Teens whose parents suffer from depression and are a bit dysfunctional themselves have the most trouble adjusting to life as an adult, even more than teens whose parents have schizophrenia8. No matter what the family life is like, though, some teens become so despondent that professional help or even hospitalization is necessary. Please, never ignore a teen who threatens to commit suicide, whether it was during a serious moment or with a seemingly flippant remark. Because of their adeptness at hiding true feelings, a quick joking side comment that they are going to “end it all” may not be a joke, and may be a big clue that they need someone to confide in urgently.
People of different professions and backgrounds tend to chalk depression up to different reasons. He’s depressed? Oh, it’s genetics. It’s his lack of interpersonal skills. It’s because he doesn’t know God. It’s because he’s lost his faith. It’s a disease. It’s his crazy lifestyle. He’s weak and selfish, he wants to get all the attention. It’s a chemical imbalance in the brain. How easy for the depressed person to become lost due to all the opinions about the problem9! The trusted adult’s role becomes very important at this stage, and the teen should be coaxed into opening up and not allowed to wallow in long periods of uninterrupted gloom10.
An adult’s mental state is impacted by childhood trauma in a profound way. At least half of all children exposed to traumatic events like incest, rape, drive-by shootings, random violence, constant domestic violence, etc. may be expected to develop significant long-term mental symptoms, depending on the severity, frequency, and pattern of the traumatic events11.
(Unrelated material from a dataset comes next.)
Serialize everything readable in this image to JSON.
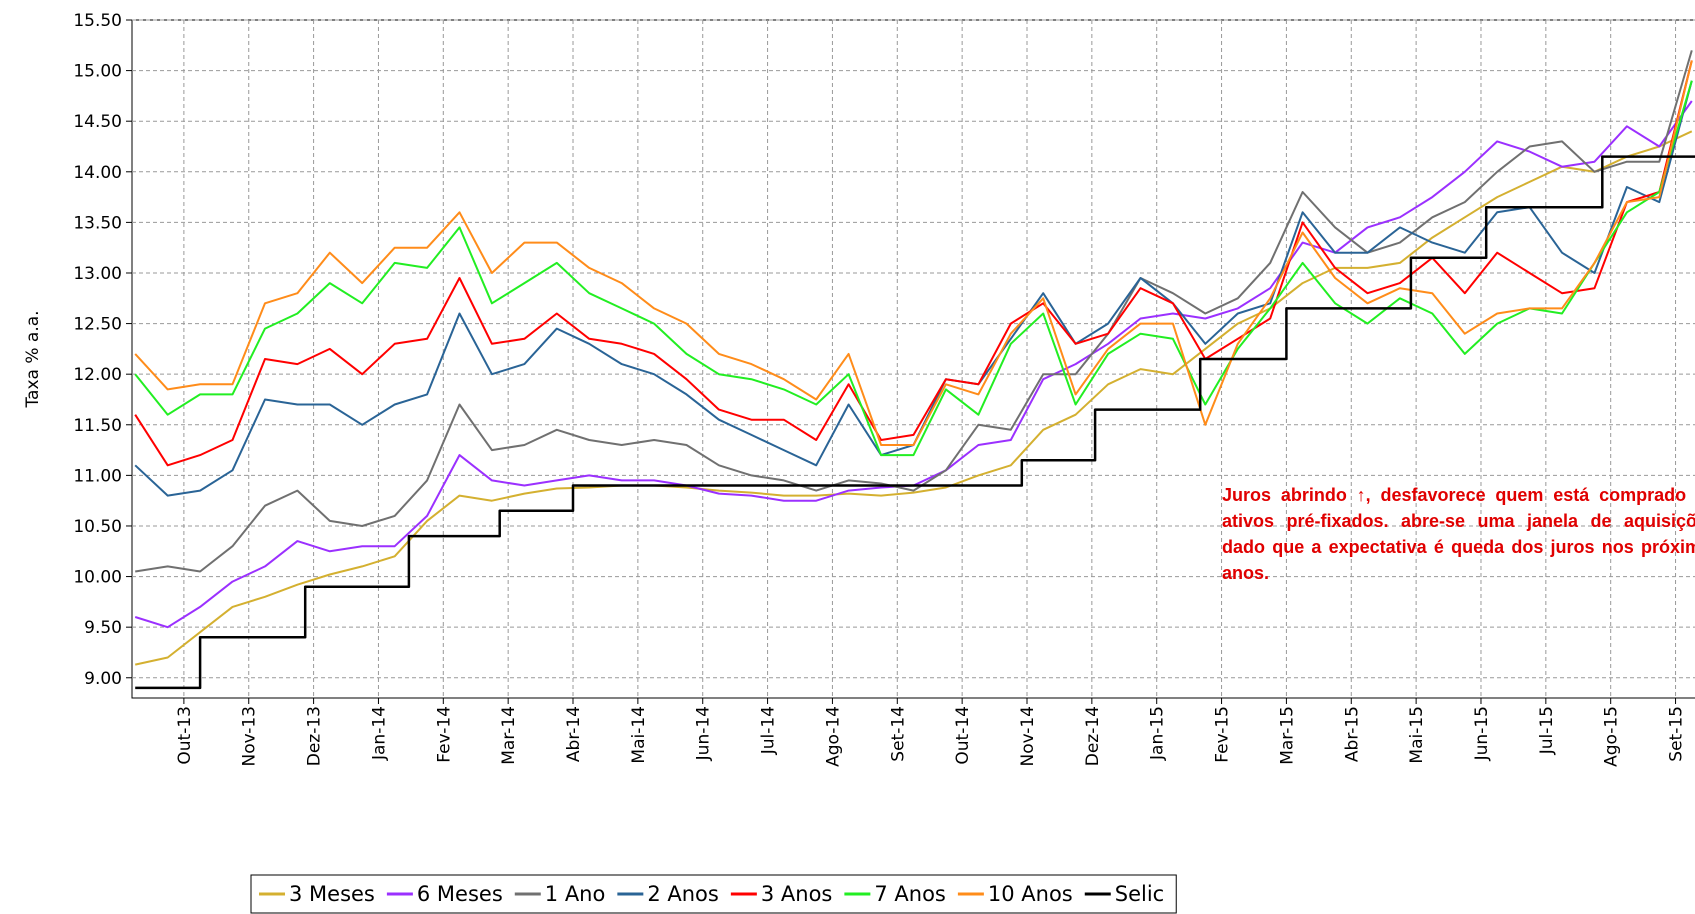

Between the prevalence of dysfunctional family dynamics, traumatic childhood events, and poor eating habits, it’s no wonder that 40 million people are taking antidepressant medications12.
6. Balk, David E. Adolescent Development: Early Through Late Adolescence (Brooks/Cole Publishing Company, 1995) pg 535.
7. Philadelphia Child Guidance Center with Maguire, Jack. Your Child’s Emotional Health: Adolescence (Macmillan Publishing Company, 1993) pg. 334.
8. Balk, David E. Adolescent Development: Early Through Late Adolescence (Brooks/Cole Publishing Company, 1995) pg. 539.
9. Psychology Today. “What Causes Depression?” Jul/Aug 2003. http://www.psychologytoday.com/articles/pto-20030721-000002.html
10. Philadelphia Child Guidance Center with Maguire, Jack. Your Child’s Emotional Health: Adolescence (Macmillan Publishing Company, 1993) pg 334.
11. Perry, Bruce D. “Childhood Trauma, the Neurobiology of Adaptation and Use-dependent Development of the Brain: How States become Traits” http://www.childtrauma.org/ctamaterials/states_traits.asp
12. Ross, Julia. The Mood Cure (New York: Penguin Books, 2002) pg. 213.